AUTHOR’S NOTE: For my purpose here I’ve tweaked the business-management definition of economy of scale to read: “a proportionate saving in effort gained by an increased level of organization.” The idea is that – up to a point – the broader the range of facts presented for analysis, the more productive it is to identify which are most important by ranking, comparing and reducing them to their essence. Duplication of effort is avoided by subjecting all operations to a “normalizing” routine that conforms any outliers to the model. As for what that means in the Lenormand universe, read on.

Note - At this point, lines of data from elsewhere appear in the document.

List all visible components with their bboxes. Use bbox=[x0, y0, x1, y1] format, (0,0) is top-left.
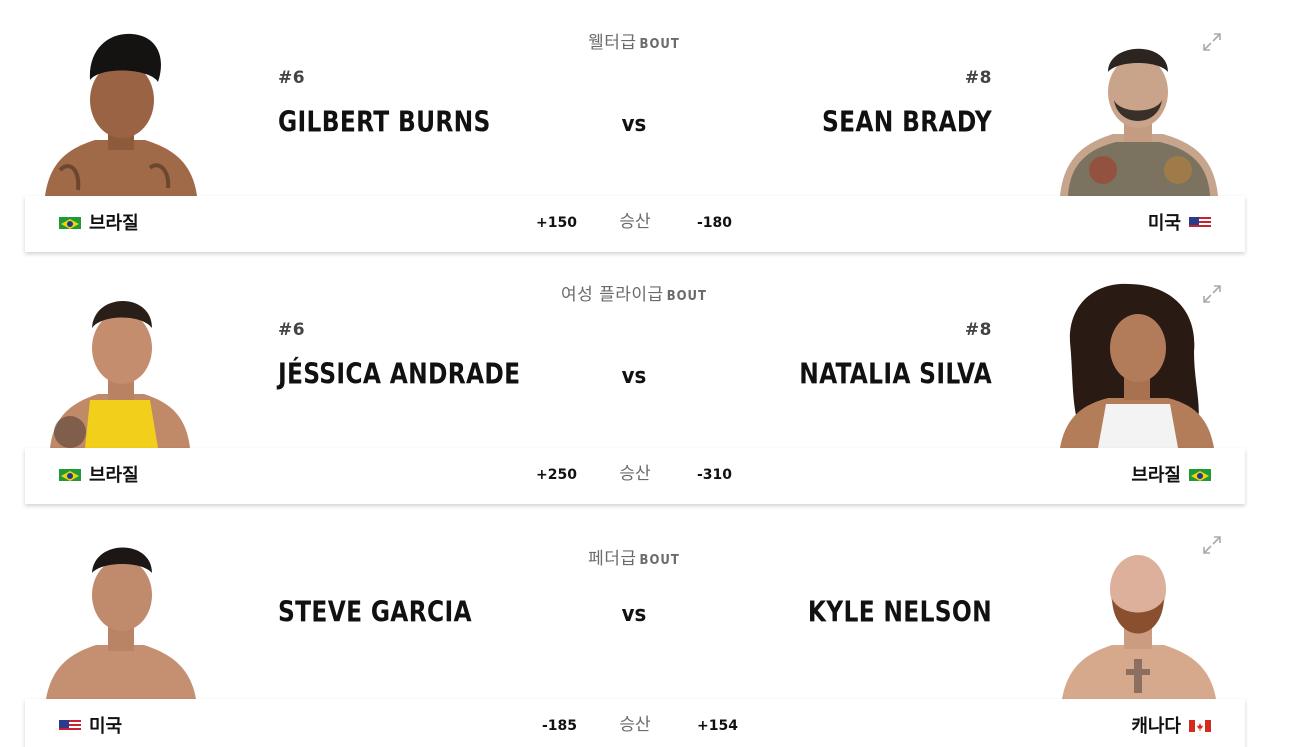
fighter-name-right[interactable]: SEAN BRADY bbox=[700, 107, 992, 139]
country-right: 미국 bbox=[1148, 209, 1211, 235]
fighter-photo-left[interactable] bbox=[40, 282, 200, 448]
vs-label: vs bbox=[621, 602, 647, 627]
bout-card: 여성 플라이급 BOUT #6 #8 JÉSSICA ANDRADE NATALI… bbox=[0, 252, 1311, 504]
winner-odds-label: 승산 bbox=[619, 715, 651, 735]
odds-bar: 미국 -185 승산 +154 캐나다 bbox=[25, 699, 1245, 747]
fighter-name-left[interactable]: GILBERT BURNS bbox=[278, 107, 491, 139]
fighter-name-left[interactable]: JÉSSICA ANDRADE bbox=[278, 359, 520, 391]
odds-right: -180 bbox=[697, 215, 733, 231]
fighter-rank-right: #8 bbox=[964, 320, 992, 340]
fighter-name-left[interactable]: STEVE GARCIA bbox=[278, 597, 472, 629]
brazil-flag-icon bbox=[1189, 467, 1211, 481]
brazil-flag-icon bbox=[59, 215, 81, 229]
country-name: 브라질 bbox=[89, 465, 139, 486]
fighter-photo-right[interactable] bbox=[1058, 30, 1218, 196]
odds-left: +250 bbox=[536, 467, 577, 483]
fighter-rank-left: #6 bbox=[278, 68, 306, 88]
odds-left: +150 bbox=[536, 215, 577, 231]
fighter-photo-left[interactable] bbox=[40, 533, 200, 699]
country-name: 미국 bbox=[89, 716, 123, 737]
country-left: 브라질 bbox=[59, 209, 139, 235]
fighter-name-right[interactable]: KYLE NELSON bbox=[700, 597, 992, 629]
country-name: 브라질 bbox=[89, 213, 139, 234]
odds-bar: 브라질 +250 승산 -310 브라질 bbox=[25, 448, 1245, 504]
bout-card: 웰터급 BOUT #6 #8 GILBERT BURNS SEAN BRADY v… bbox=[0, 0, 1311, 252]
country-left: 미국 bbox=[59, 712, 122, 738]
weight-class-label: 페더급 bbox=[588, 549, 637, 569]
usa-flag-icon bbox=[59, 718, 81, 732]
country-left: 브라질 bbox=[59, 461, 139, 487]
fighter-photo-right[interactable] bbox=[1058, 533, 1218, 699]
country-right: 캐나다 bbox=[1131, 712, 1211, 738]
odds-left: -185 bbox=[541, 718, 577, 734]
odds-right: -310 bbox=[697, 467, 733, 483]
odds-right: +154 bbox=[697, 718, 738, 734]
usa-flag-icon bbox=[1189, 215, 1211, 229]
winner-odds-label: 승산 bbox=[619, 212, 651, 232]
odds-bar: 브라질 +150 승산 -180 미국 bbox=[25, 196, 1245, 252]
weight-class-label: 웰터급 bbox=[588, 33, 637, 53]
vs-label: vs bbox=[621, 112, 647, 137]
fighter-name-right[interactable]: NATALIA SILVA bbox=[700, 359, 992, 391]
vs-label: vs bbox=[621, 364, 647, 389]
country-name: 미국 bbox=[1147, 213, 1181, 234]
bout-label: BOUT bbox=[639, 553, 680, 568]
fighter-photo-right[interactable] bbox=[1058, 282, 1218, 448]
bout-card: 페더급BOUT STEVE GARCIA KYLE NELSON vs 미국 bbox=[0, 503, 1311, 747]
brazil-flag-icon bbox=[59, 467, 81, 481]
weight-class-label: 여성 플라이급 bbox=[560, 285, 664, 305]
fighter-rank-right: #8 bbox=[964, 68, 992, 88]
country-name: 브라질 bbox=[1131, 465, 1181, 486]
fighter-photo-left[interactable] bbox=[40, 30, 200, 196]
winner-odds-label: 승산 bbox=[619, 464, 651, 484]
country-name: 캐나다 bbox=[1131, 716, 1181, 737]
bout-label: BOUT bbox=[639, 37, 680, 52]
canada-flag-icon bbox=[1189, 718, 1211, 732]
bout-label: BOUT bbox=[666, 289, 708, 304]
fighter-rank-left: #6 bbox=[278, 320, 306, 340]
country-right: 브라질 bbox=[1131, 461, 1211, 487]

In writing my recent essay about the various traditional Lenormand spreads, I stumbled upon the concept of “economies of scale” regarding the larger spreads in the group. My finding was that more cards do not necessarily deliver the desired improvement in the accuracy and effectiveness of narrative exposition, although additional detail definitely results. My question is whether there is a way to use larger line spreads like the 7-card and 9-card array without succumbing to interpretive hyperventilation. This malady does not affect the 3×3 “box” spread or the Grand Tableau and its cousins because they all include ways to deconstruct the whole into smaller, integrated “bites” of information.
The usual way to sort out a line spread is to interpret the various three-card combinations (with optional two-card sub-elements) as different “windows” on the scenario depending on the cards involved. A three-card line has only one of these (with two subordinate “adds”), while a five-card line has three with five supplemental considerations. It gets stickier with seven cards, with the array sporting five 3-card combos and seven possible 2-card contributors for a maximum twelve-factor challenge, and it is even worse with nine cards, where there are seven 3-card sets with nine 2-carders, for a sixteen-part “full-dress” analysis. Of course it is much less iterative in practice, with the eye scanning and picking out the most relevant combinations to bring into the narrative and downplaying or disregarding the rest. Still, it can be a slog.

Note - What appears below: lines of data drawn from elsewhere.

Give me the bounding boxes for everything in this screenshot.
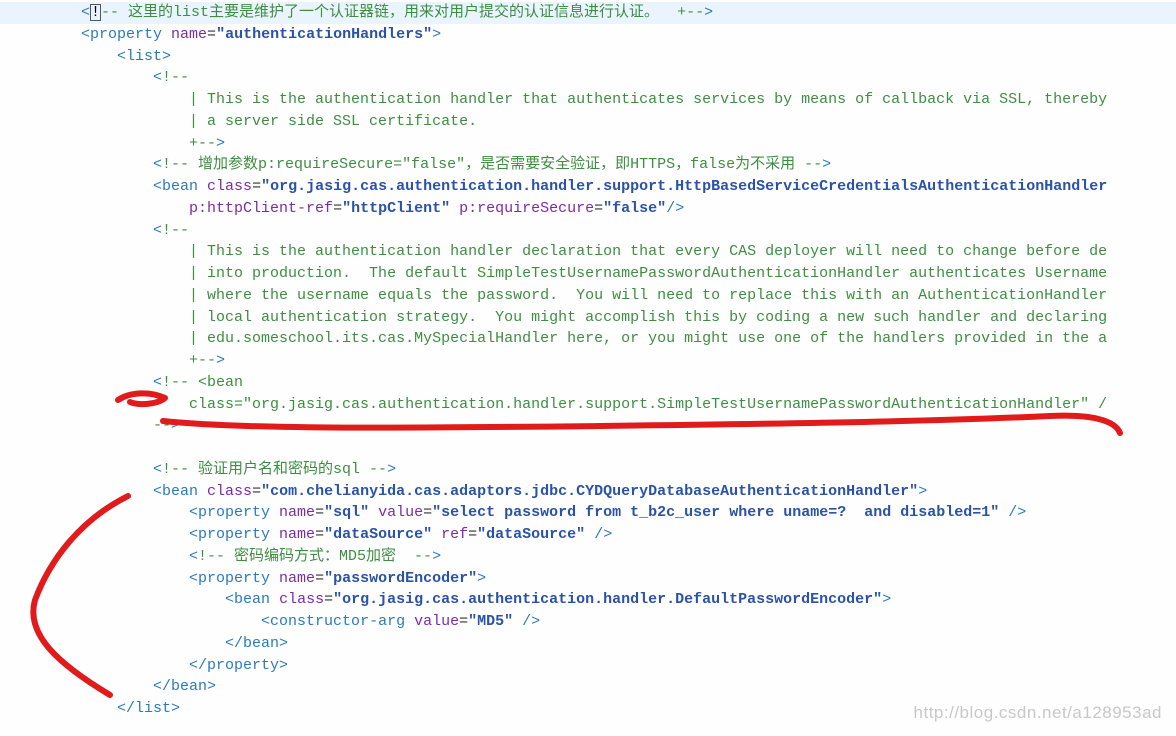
code-line: | This is the authentication handler dec… [0, 241, 1176, 263]
code-line: </bean> [0, 676, 1176, 698]
code-line: | where the username equals the password… [0, 285, 1176, 307]
code-line: <property name="authenticationHandlers"> [0, 24, 1176, 46]
code-line: </bean> [0, 633, 1176, 655]
code-line: | edu.someschool.its.cas.MySpecialHandle… [0, 328, 1176, 350]
code-line: <!-- [0, 220, 1176, 242]
code-line: | into production. The default SimpleTes… [0, 263, 1176, 285]
code-line: +--> [0, 350, 1176, 372]
code-line: <property name="sql" value="select passw… [0, 502, 1176, 524]
code-line [0, 437, 1176, 459]
code-line: <bean class="org.jasig.cas.authenticatio… [0, 589, 1176, 611]
code-line: <list> [0, 46, 1176, 68]
code-line: <!-- 验证用户名和密码的sql --> [0, 459, 1176, 481]
code-line: | local authentication strategy. You mig… [0, 307, 1176, 329]
code-line: p:httpClient-ref="httpClient" p:requireS… [0, 198, 1176, 220]
code-line: +--> [0, 133, 1176, 155]
code-line: | a server side SSL certificate. [0, 111, 1176, 133]
code-line: <property name="dataSource" ref="dataSou… [0, 524, 1176, 546]
code-line: --> [0, 415, 1176, 437]
code-line: | This is the authentication handler tha… [0, 89, 1176, 111]
code-line: <constructor-arg value="MD5" /> [0, 611, 1176, 633]
code-block: <!-- 这里的list主要是维护了一个认证器链，用来对用户提交的认证信息进行认… [0, 0, 1176, 720]
code-line: <bean class="org.jasig.cas.authenticatio… [0, 176, 1176, 198]
code-line: <!-- 这里的list主要是维护了一个认证器链，用来对用户提交的认证信息进行认… [0, 2, 1176, 24]
code-line: </list> [0, 698, 1176, 720]
code-line: class="org.jasig.cas.authentication.hand… [0, 394, 1176, 416]
code-line: <!-- [0, 67, 1176, 89]
code-line: <bean class="com.chelianyida.cas.adaptor… [0, 481, 1176, 503]
code-line: <!-- 密码编码方式：MD5加密 --> [0, 546, 1176, 568]
code-line: <!-- <bean [0, 372, 1176, 394]
code-line: <!-- 增加参数p:requireSecure="false"，是否需要安全验… [0, 154, 1176, 176]
code-line: <property name="passwordEncoder"> [0, 568, 1176, 590]
code-line: </property> [0, 655, 1176, 677]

By way of contrast, the nine-card, 3×3 “box” spread includes eight linear 3-card sets – horizontal, vertical and diagonal – with eight “mirroring” events (but those are really just features of the linear readings), the four-card “corner” array, and the chance for numerous “knighting” opportunities that I seldom see used in any consistent manner. (There is also the “internal” five-card cross but I don’t see it mentioned much in practice.) Call it a “nine-mode” evolution. It’s easy to see that it makes eminent sense to jump straight to the “3×3” if there is a perceived need to go beyond the five-card line, and this corroborates my own experience with the expanded line spreads.